Políticos de outros campos políticos também dialogaram com os ativistas do movimento negro e demonstraram apoio às pautas colocadas. Os dois principais atores foram o presidente da frente parlamentar evangélica, Silas Câmara, e a presidenta do GT responsável por analisar o pacote de Sérgio Moro, Margarete Coelho.

O movimento negro teve uma impressão positiva das agendas desenvolvidas e da incidência em Brasília no primeiro dia de atividades.

“Os deputados estão abertos a ouvir e estão sensíveis ao problema da viol~encia. É preciso mostrar para eles como esse pacote vai se desdobrar no cotidiano, como o auto de resistência é uma licença para matar. O excludente de licitude é a ampliação dessa licença para matar”, afirmou Edson França, vice-presidente da Unegro.

As organizações do movimento negro garantiram agenda com o presidente do Senado, David Alcolumbre (DEM-AP), para debater o pacote de segurança pública de Sérgio Moro e o decreto sobre a flexibilização das armas. A expectativa para o encontro é positiva.

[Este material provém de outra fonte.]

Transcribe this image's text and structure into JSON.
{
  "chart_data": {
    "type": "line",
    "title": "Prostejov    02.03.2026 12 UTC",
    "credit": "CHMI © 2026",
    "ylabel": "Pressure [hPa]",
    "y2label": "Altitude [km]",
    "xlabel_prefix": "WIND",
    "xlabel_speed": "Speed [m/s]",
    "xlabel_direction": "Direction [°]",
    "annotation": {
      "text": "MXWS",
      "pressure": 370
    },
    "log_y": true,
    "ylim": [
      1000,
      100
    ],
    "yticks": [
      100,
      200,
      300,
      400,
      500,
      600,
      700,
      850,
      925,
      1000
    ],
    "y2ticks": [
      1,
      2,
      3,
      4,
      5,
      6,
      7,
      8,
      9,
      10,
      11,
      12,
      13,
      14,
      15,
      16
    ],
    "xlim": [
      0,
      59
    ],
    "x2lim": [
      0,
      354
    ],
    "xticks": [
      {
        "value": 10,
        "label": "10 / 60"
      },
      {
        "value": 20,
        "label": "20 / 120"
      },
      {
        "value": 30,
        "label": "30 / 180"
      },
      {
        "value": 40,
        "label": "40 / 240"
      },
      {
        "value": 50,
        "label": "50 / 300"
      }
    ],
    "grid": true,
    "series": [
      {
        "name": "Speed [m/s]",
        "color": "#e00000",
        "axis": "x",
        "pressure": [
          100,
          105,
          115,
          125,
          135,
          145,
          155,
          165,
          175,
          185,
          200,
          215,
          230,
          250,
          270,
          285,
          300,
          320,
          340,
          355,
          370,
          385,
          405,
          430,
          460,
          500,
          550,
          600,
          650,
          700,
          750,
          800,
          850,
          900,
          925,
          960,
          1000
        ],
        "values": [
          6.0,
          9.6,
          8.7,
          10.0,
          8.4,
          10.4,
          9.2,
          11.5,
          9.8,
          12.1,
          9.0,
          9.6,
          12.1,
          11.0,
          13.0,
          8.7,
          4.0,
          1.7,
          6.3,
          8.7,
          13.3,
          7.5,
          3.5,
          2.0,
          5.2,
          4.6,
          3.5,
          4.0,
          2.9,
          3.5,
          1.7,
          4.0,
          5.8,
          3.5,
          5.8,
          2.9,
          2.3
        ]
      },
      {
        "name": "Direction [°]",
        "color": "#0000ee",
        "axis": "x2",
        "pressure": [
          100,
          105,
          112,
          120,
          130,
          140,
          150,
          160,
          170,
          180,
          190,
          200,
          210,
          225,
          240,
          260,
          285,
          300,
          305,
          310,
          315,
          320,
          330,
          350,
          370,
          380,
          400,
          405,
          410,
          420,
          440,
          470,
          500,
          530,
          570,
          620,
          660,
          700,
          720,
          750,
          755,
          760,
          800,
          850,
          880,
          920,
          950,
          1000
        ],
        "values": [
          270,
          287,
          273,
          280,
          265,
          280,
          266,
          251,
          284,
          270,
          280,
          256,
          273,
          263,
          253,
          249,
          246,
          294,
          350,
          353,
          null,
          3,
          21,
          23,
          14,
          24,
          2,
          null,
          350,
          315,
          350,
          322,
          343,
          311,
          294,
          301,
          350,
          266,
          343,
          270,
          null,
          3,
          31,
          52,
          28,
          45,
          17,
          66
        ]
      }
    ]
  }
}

Douglas Belchior, coordenador da Uneafro, acredita que é função do presidente do Senado compreender as pautas apresentadas pelo povo negro, principal segmento social brasileiro, e deve barrar projetos que atentem contra a vida de mulheres e homens negros.

“O Congresso Nacional é a casa do povo e é função desses representantes ouvir o povo negro, a maioria do povo brasileiro. Nós somos totalmente contra esse projeto do Sérgio Moro e queremos ser atendidos”, afirmou.

As organizações negras também articularam uma manifestação em frente à Câmara dos Deputados para protestar contra o pacote de Sérgio Moro e o decreto de Bolsonaro de flexibilização da posse e do porte de armas.

Articulação do movimento negro brasileiro

Os grupos debateram as dificuldades, os desafios colocados para a comunidade negra e A necessidade de incluir outros formatos de luta política antirracista, como saraus de periferia, movimentos de mãe, de cultura, de mães cujos filhos foram vítimas da violência do Estado.

Os presentes também debateram as dificuldades de busca de financiamento para a continuidade de encontros do movimento negro para a formulação de políticas e incidência. Diferente de outros setores, a luta antirracista não tem fontes de recurso para a construção de ações políticas.

“Precisávamos de um encontro nacional do movimento negro para ontem. Precisamos formular quais são as nossas pautas para 2020. O que vamos apresentar para os vereadores e prefeitos?”, afirmou Deise Benedito, Nova Frente Negra Brasileira.